VANCOUVER — Salmon farms are having a negative impact on wild stocks globally, in many cases causing survival rates to drop by more than 50 per cent per generation, according to a new study being released today.

The research by Jennifer Ford and the late Ransom Myers, both of Dalhousie University in Halifax, is the first to examine the impact of salmon farming on such a wide scale.

It compared the marine survival of wild salmon in areas with salmon farming to adjacent areas that didn’t have farms – and it found wild stocks are suffering wherever they are in contact with salmon farms.

“We show a reduction in survival or abundance of Atlantic salmon, sea trout and pink, chum, and coho salmon in association with increased production of farmed salmon. In many cases, these reductions in survival or abundance are greater than 50 per cent,” the researchers say.

The paper describes the overall impact of salmon farming as “significant and negative.”

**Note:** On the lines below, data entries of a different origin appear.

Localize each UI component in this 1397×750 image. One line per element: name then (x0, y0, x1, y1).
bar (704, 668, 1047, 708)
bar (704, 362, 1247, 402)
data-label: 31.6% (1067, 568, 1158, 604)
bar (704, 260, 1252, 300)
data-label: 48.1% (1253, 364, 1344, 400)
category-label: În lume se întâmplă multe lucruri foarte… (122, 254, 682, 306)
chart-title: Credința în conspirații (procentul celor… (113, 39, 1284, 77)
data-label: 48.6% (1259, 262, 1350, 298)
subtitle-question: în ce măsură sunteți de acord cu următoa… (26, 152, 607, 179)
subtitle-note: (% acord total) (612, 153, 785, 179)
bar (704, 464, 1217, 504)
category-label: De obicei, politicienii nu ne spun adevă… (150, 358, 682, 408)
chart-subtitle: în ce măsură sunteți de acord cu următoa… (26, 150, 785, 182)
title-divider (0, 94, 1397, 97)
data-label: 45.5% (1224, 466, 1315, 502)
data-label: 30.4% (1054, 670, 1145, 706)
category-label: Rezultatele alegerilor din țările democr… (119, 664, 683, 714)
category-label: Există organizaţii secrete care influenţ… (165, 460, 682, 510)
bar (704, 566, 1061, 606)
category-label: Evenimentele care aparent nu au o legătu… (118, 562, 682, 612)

In order to determine the collective effects of aquaculture on wild fish, the researchers studied five species of wild salmon and trout in five regions of Europe and Canada, including areas in British Columbia, New Brunswick, Nova Scotia and Newfoundland.

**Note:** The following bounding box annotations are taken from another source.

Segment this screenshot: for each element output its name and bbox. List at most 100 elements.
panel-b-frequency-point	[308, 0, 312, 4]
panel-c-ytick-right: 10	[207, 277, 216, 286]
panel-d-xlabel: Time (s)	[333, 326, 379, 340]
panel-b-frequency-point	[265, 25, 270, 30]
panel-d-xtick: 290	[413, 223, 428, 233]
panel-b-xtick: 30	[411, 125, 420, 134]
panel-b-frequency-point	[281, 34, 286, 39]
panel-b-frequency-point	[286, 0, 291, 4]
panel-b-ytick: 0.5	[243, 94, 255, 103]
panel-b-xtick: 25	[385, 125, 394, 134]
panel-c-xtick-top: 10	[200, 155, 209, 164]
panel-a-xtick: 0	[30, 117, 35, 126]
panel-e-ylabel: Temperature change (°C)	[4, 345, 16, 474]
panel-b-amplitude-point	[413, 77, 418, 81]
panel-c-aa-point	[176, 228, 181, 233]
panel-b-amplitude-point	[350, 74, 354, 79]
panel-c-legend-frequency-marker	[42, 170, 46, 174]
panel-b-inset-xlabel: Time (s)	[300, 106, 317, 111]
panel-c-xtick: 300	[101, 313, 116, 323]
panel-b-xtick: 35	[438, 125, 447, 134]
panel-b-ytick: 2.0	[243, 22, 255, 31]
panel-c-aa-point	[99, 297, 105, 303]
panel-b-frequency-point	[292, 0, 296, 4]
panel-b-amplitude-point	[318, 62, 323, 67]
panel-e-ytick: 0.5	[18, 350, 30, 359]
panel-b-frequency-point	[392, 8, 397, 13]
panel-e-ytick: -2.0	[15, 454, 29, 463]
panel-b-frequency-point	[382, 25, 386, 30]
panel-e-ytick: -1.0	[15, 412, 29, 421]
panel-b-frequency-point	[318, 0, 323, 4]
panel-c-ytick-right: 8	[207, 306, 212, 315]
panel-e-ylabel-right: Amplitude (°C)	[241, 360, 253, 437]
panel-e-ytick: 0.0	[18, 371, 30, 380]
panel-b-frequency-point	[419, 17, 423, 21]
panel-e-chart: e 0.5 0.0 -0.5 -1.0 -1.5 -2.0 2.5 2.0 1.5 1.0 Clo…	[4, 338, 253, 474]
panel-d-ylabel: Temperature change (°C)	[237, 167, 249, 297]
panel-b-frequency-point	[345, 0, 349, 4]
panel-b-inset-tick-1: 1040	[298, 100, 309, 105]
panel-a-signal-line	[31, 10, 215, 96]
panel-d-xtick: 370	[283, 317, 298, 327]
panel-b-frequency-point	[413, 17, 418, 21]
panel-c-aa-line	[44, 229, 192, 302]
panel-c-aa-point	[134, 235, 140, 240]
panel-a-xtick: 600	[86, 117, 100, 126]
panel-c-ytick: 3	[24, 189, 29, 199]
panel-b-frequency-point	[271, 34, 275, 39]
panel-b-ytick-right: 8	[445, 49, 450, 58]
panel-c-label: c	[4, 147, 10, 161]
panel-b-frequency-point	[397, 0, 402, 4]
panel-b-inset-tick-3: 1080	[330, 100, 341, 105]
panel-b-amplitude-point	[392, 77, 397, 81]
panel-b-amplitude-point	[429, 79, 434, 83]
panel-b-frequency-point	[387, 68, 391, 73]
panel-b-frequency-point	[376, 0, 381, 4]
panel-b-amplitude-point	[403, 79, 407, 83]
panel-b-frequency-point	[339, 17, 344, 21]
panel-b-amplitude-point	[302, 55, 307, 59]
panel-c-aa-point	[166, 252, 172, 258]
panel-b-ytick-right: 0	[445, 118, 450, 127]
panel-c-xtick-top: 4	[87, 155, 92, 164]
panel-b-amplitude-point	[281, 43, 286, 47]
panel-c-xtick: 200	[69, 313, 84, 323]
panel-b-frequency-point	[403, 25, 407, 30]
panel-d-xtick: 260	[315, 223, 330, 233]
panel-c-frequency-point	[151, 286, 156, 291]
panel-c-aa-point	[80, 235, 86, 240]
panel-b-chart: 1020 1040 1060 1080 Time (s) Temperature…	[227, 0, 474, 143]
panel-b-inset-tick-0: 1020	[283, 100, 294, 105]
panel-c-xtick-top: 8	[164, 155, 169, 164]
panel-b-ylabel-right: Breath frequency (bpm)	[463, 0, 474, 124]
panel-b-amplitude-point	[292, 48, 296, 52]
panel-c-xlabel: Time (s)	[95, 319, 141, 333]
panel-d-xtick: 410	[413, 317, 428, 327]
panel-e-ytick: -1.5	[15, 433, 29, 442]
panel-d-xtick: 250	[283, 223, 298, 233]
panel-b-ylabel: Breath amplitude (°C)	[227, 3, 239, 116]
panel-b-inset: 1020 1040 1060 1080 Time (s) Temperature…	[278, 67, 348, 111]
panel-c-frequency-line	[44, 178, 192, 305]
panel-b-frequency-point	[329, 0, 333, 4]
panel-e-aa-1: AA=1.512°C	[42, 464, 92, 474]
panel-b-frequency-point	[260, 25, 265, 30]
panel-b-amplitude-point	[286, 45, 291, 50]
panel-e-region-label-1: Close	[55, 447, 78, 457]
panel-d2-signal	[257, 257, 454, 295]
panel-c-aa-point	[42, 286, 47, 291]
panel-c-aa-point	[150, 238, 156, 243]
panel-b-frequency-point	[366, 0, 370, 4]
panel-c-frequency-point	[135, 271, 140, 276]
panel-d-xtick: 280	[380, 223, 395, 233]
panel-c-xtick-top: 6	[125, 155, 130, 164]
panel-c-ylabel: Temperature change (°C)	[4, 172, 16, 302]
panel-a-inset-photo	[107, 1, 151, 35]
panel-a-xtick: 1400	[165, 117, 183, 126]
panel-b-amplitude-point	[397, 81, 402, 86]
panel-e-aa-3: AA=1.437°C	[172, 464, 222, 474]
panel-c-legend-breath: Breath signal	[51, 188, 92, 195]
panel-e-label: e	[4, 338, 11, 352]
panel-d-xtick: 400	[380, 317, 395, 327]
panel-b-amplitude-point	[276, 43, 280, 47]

The peer-reviewed paper, published by the Public Library of Science, states that generally Atlantic salmon populations were depressed more than Pacific salmon populations, possibly because Atlantics are more susceptible to genetic effects. “The impact of salmon farming on wild salmon and trout is a hotly debated issue in all countries where salmon farms and wild salmon coexist,” the researchers say.

“Studies have clearly shown that escaped farm salmon breed with wild populations to the detriment of the wild stocks, and that diseases and parasites are passed from farm to wild salmon. An understanding of the importance of these impacts at the population level, however, has been lacking.

“In this study, we used existing data on salmon populations to compare survival of salmon and trout that swim past salmon farms early in their life cycle with the survival of nearby populations that are not exposed to salmon farms,” the study says.